Et là, surprise, parce que la crème anglaise à la vanille n’est pas notre crème anglaise. En voici la recette :

Faites infuser une forte gousse de vanille pendant 2 heures dans 1 litre de lait bouillant. Mettez 10 jaunes d’oeuf [environ 300 g] dans une casserole avec 300 grammes de sucre en poudre. Mêlez parfaitement le lait avec le sucre. Faites lier sur le feu. Evitez que la crème ne bouille, sinon elle tournerait. Lorsque la liaison est faite, ajoutez 45 grammes de gélatine fondue dans 2 décilitre d’eau. Pour obtenir une bonne dissolution, il faut laisser tremper la gélatine à grande eau. Lorsqu’elle est trempée, jetez l’eau ; il ne doit en rester que 2 décilitres. Faites fondre au bain marie. Mêlez à la crème. Passez à travers une passoire très-fine. Mettez un moule dans de la glace pilée. Remplissez-le. Couvrez le moule d’un couvercle. Mettez dessus de la glace pilée. Après 2 heures, démoulez et servez.

Oui, on lit bien : il s’agit de notre crème anglaise, mais prise, avec de la gélatine. Idem, d’ailleurs, pour une « crème anglaise au café » :

Torréfiez 2 hectos de café dans un poêlon d’office. Lorqu’il sera d’une couleur bien claire et bien égale, ce qui s’obtient en remuant constamment le café avec une spatule et en chauffant à feu modéré, ayez 12 décilitres de lait bouilli. Versez le café dans le lait et laissez infuser 2 heures. Cassez 10 oeufs dont vous mettez les jaunes dans une casserole. Réservez lez blancs. Ajoutez au lait et aux jaunes 300 grammes de sucre en poudre. Mêlez parfaitement, et finissez comme la crème à la vanille.
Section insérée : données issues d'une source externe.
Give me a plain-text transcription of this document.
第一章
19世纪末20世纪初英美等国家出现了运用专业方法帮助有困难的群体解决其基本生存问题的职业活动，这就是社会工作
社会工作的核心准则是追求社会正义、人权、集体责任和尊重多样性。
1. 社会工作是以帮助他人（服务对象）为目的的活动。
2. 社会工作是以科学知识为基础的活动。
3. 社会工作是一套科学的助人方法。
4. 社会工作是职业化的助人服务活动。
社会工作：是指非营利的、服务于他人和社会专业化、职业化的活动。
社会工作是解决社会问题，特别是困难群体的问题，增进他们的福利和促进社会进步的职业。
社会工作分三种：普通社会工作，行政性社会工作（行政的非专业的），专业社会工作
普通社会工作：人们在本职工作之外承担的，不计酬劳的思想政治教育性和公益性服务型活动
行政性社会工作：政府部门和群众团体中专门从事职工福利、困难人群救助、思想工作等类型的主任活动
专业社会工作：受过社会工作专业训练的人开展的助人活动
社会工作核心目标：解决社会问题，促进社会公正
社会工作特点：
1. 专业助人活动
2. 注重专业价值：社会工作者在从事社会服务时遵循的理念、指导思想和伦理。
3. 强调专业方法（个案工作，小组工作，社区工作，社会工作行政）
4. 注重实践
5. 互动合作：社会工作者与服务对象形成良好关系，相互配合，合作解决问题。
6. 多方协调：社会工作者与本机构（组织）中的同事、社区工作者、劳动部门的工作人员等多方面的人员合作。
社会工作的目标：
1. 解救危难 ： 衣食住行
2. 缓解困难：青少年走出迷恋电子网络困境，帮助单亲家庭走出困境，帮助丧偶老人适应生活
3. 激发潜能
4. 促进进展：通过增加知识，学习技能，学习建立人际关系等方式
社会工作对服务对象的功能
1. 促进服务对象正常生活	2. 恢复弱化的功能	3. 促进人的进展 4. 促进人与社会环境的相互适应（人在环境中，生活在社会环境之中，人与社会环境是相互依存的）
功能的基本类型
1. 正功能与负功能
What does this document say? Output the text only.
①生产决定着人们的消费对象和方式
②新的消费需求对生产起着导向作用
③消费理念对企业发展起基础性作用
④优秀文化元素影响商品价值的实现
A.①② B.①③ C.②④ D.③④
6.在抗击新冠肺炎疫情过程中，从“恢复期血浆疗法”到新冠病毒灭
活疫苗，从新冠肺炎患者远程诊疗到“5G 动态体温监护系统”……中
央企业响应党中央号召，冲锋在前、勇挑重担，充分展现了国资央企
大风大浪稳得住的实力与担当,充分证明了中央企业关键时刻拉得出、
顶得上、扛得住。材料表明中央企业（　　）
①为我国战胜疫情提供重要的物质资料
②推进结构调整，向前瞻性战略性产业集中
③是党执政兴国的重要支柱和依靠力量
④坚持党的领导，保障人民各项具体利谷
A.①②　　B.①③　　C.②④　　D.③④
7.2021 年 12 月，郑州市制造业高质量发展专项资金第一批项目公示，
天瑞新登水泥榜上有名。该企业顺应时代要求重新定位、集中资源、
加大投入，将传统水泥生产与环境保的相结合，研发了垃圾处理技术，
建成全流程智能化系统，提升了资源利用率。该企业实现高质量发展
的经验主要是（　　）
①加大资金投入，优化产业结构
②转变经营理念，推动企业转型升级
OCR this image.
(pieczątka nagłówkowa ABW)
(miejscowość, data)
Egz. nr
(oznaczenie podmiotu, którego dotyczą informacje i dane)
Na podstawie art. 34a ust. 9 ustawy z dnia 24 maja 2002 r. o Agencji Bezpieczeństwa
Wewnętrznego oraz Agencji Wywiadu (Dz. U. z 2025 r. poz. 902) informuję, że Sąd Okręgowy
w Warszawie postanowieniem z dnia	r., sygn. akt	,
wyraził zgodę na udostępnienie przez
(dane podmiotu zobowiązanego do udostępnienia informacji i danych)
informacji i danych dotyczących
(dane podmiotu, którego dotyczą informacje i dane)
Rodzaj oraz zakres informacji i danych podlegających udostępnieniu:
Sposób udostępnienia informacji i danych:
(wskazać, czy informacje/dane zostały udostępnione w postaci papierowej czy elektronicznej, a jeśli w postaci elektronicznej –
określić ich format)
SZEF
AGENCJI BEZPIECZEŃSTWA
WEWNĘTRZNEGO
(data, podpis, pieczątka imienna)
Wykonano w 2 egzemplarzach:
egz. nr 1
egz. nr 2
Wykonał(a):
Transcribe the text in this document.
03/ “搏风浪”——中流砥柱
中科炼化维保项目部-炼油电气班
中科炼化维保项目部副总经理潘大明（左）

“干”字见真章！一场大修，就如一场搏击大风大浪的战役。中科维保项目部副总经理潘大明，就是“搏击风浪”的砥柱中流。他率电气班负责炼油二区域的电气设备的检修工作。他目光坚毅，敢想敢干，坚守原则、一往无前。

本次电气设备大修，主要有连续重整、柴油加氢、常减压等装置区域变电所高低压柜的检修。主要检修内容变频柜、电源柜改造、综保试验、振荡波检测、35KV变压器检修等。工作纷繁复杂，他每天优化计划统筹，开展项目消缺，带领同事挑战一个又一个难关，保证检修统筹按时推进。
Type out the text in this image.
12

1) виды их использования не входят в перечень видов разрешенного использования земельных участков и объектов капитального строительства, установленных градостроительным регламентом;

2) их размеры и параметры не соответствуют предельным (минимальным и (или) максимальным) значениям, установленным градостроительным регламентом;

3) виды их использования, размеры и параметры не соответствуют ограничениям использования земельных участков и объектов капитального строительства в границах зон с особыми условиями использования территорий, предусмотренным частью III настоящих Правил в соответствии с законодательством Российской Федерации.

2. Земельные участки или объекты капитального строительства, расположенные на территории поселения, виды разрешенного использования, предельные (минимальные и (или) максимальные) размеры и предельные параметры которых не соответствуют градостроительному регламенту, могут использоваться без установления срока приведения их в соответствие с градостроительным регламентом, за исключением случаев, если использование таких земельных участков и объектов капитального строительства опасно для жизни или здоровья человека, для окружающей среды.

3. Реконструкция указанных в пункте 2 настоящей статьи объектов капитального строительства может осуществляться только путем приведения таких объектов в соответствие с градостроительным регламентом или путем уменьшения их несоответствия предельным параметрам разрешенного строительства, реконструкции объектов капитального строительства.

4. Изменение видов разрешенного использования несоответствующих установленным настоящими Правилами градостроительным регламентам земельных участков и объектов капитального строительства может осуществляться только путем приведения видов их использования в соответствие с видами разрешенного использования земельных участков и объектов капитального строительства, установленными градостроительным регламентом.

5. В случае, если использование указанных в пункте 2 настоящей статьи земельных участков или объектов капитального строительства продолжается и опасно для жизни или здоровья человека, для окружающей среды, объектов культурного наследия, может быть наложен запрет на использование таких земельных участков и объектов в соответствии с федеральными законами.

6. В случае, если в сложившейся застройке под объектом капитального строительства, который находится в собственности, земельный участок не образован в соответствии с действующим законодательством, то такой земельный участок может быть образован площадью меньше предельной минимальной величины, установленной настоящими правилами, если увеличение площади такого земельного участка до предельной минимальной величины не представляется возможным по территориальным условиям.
Ne trouvant pas notre crème anglaise sous ce nom, je l’ai cherchée dans les préparations de tout l’ouvrage, mais je ne l’ai trouvée qu’additionnée de blanc d’oeuf battu en neige, sous le nom de « crème Saint-Honoré ». Et, dans un «  pouding profiterole à l’abricot », j’ai trouvé ceci :

Faites une crème avec 10 jaunes d’oeufs, 3 hectos de sucre en poudre et 8 décilitres de crème vanillée. Faites lier.

Mais la recette est trop simple, manifestement, pour qu’on la produise seule !

Quelques années plus tard, dans le dictionnaire de Joseph Favre, il y a une « crème à la vanille », dont voici la recette :

Faire cuire un litre de lait, dans lequel on met 2 gousses de vanille et 200 grammes de sucre concassé. Le laisser réduire doucement pendant un quart d’heure pour effectuer l’infusion; verser le lait à petites doses, pour commencer, sur dix jaunes d’œufs déposés dans une terrine. Mettre à feu en remuant pour la faire lier, sans ébullition, et ajouter six feuilles de gélatine trempées. La passer au tamis fin.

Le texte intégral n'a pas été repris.